Is ROO the new ROI?
Nov 24, 2009by Tiffany Simms
We all know that measuring the performance of marketing initiatives has always been tough to pinpoint but, just when one gets the hang of how to quantify the industry standard, Return on Investment (ROI), along comes the concept of ROO, or Return on Objective. The good news is, the latter may be a lot easier to manage. According to a ThomasNet study on website management, site owners need to take a step back to see the broader picture of their website’s role in sales generation. In other words, are customers getting the information they need, where they need it, and when they need it?

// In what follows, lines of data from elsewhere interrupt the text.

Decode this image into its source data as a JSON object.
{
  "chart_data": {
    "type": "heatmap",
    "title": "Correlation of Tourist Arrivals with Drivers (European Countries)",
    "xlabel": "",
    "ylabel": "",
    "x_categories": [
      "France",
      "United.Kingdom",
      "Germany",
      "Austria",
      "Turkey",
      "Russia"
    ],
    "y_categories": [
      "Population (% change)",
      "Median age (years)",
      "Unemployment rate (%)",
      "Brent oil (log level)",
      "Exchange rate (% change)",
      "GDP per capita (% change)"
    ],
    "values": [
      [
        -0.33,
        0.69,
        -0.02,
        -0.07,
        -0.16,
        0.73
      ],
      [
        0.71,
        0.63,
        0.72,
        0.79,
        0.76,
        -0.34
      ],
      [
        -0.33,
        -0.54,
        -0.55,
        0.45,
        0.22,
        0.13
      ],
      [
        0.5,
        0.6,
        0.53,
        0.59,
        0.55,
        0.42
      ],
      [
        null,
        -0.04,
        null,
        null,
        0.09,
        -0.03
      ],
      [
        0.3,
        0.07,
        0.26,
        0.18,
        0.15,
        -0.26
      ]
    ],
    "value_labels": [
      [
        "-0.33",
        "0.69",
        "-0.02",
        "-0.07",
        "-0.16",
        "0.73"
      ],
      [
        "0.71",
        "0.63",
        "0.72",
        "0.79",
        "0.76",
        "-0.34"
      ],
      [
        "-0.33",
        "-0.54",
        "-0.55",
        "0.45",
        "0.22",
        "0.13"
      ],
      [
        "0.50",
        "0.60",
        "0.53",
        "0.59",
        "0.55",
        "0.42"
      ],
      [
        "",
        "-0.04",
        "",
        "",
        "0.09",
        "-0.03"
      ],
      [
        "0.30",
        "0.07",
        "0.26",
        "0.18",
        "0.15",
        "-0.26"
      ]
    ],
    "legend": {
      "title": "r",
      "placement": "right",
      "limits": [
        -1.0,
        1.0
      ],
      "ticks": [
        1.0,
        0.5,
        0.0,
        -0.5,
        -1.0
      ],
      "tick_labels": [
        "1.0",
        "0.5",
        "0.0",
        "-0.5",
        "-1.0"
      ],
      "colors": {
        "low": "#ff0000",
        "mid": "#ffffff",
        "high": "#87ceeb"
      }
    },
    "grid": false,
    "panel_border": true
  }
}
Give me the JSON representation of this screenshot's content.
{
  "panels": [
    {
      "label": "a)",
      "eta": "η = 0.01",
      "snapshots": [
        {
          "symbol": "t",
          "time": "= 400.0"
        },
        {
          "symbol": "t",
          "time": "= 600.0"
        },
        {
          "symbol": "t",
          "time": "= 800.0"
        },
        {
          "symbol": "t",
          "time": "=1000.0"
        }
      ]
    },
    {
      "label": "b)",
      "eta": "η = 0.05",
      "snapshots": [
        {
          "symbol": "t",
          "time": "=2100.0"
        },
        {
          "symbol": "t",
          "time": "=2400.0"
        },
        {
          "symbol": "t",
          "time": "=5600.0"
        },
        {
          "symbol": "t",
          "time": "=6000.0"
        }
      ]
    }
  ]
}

In Get Content, Get Customers by Joe Pulizzi and Newt Barrett, the authors subscribe to the belief that along with using ROI, ROO-centric measurements provide a more holistic view:
- Tracking conversions for everything published online and measuring new or increased sales
- Measuring [time spent] through online research or by using analytic measures on e-newsletters or web portal products
However, the conventional ways to measure ROI are still quite relevant:
- Number of Leads Generated
- Total Sales Revenue
- Incremental Sales Revenue from Existing Customers
- Cost Per Sales
- Conversion Rate
- Time to Conversion
Objective-based performance measurements allow decision makers to take a closer look at how customers gather the information they need and whether sales inquiries and transactions are produced. By focusing marketing efforts on both ROI and ROO, one can easily manage how the flow of that information to customers produces tangible results—sales revenue.